- Developer: Twelve Games
- Publisher: Oxygen Games
- Platforms: PlayStation 2 PlayStation Portable Wii Microsoft Windows
- Release: EU: April 17, 2009; NA: July 7, 2009;
- Genres: Action-adventure Platform
- Mode: Single-player

= CID The Dummy =

2009 video game

CID The Dummy is a 3D adventure video game released for the PlayStation 2, Wii, Microsoft Windows and PlayStation Portable on April 17, 2009, in Europe, and July 7 in North America.

==Plot==
The game features a story about two scientists who were once colleagues and are now bitter rivals. After an experiment gone wrong, D. Troit, the game's villain, creates an army of sentient robots and kidnaps the daughter of B. M. Werken.

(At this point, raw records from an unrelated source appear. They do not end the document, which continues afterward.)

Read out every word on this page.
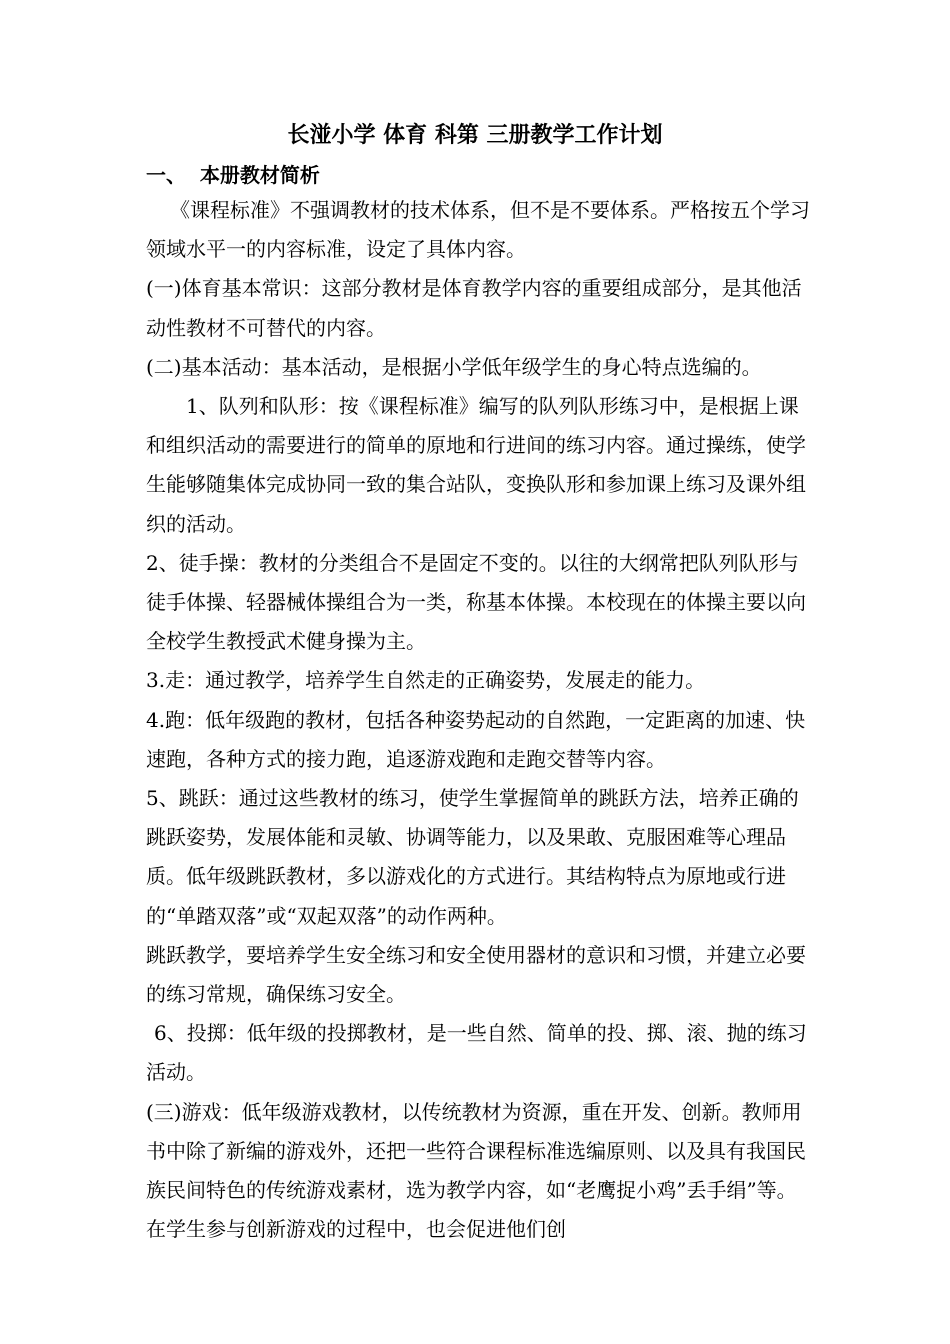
长湴小学 体育 科第 三册教学工作计划
一、  本册教材简析

《课程标准》不强调教材的技术体系，但不是不要体系。严格按五个学习领域水平一的内容标准，设定了具体内容。

(一)体育基本常识：这部分教材是体育教学内容的重要组成部分，是其他活动性教材不可替代的内容。

(二)基本活动：基本活动，是根据小学低年级学生的身心特点选编的。

1、队列和队形：按《课程标准》编写的队列队形练习中，是根据上课和组织活动的需要进行的简单的原地和行进间的练习内容。通过操练，使学生能够随集体完成协同一致的集合站队，变换队形和参加课上练习及课外组织的活动。

2、徒手操：教材的分类组合不是固定不变的。以往的大纲常把队列队形与徒手体操、轻器械体操组合为一类，称基本体操。本校现在的体操主要以向全校学生教授武术健身操为主。

3.走：通过教学，培养学生自然走的正确姿势，发展走的能力。

4.跑：低年级跑的教材，包括各种姿势起动的自然跑，一定距离的加速、快速跑，各种方式的接力跑，追逐游戏跑和走跑交替等内容。

5、跳跃：通过这些教材的练习，使学生掌握简单的跳跃方法，培养正确的跳跃姿势，发展体能和灵敏、协调等能力，以及果敢、克服困难等心理品质。低年级跳跃教材，多以游戏化的方式进行。其结构特点为原地或行进的“单踏双落”或“双起双落”的动作两种。

跳跃教学，要培养学生安全练习和安全使用器材的意识和习惯，并建立必要的练习常规，确保练习安全。

6、投掷：低年级的投掷教材，是一些自然、简单的投、掷、滚、抛的练习活动。

(三)游戏：低年级游戏教材，以传统教材为资源，重在开发、创新。教师用书中除了新编的游戏外，还把一些符合课程标准选编原则、以及具有我国民族民间特色的传统游戏素材，选为教学内容，如“老鹰捉小鸡”丢手绢”等。在学生参与创新游戏的过程中，也会促进他们创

Werken retaliates by creating a crash impact dummy, the hero and the game's playable character, to defeat D. Troit and his armies and save Werken's daughter. Werken is assisted by a small flying robot named Copcam.

==Reception==

CID The Dummy received negative reviews upon its release. On Metacritic, the game holds scores of 41/100 for the PlayStation Portable version based on 6 reviews, and 31/100 for the Wii version based on 7 reviews. On GameRankings, the game holds scores of 36.00% for the PlayStation 2 version based on 2 reviews, 35.60% for the PlayStation Portable version based on 5 reviews, and 33.43% for the Wii version based on 7 reviews.

Aggregate scores
| Aggregator | Score |  |  |
| PS2 | PSP | Wii |
| GameRankings | 36% | 36% | 33% |
| Metacritic |  | 41/100 | 31/100 |

Review score
| Publication | Score |  |  |
| PS2 | PSP | Wii |
| Nintendo Life |  |  | 3/10 |

==Demake==
The demake Crash Dummy was developed by Twelve Games and published by Funbox Media and released digitally in 2019 for the Nintendo Switch on February 28, PC via Steam on March 1, and the Sony PlayStation 4 on March 4 respectively as a 2D side-scroller. The game was also met with poor reviews.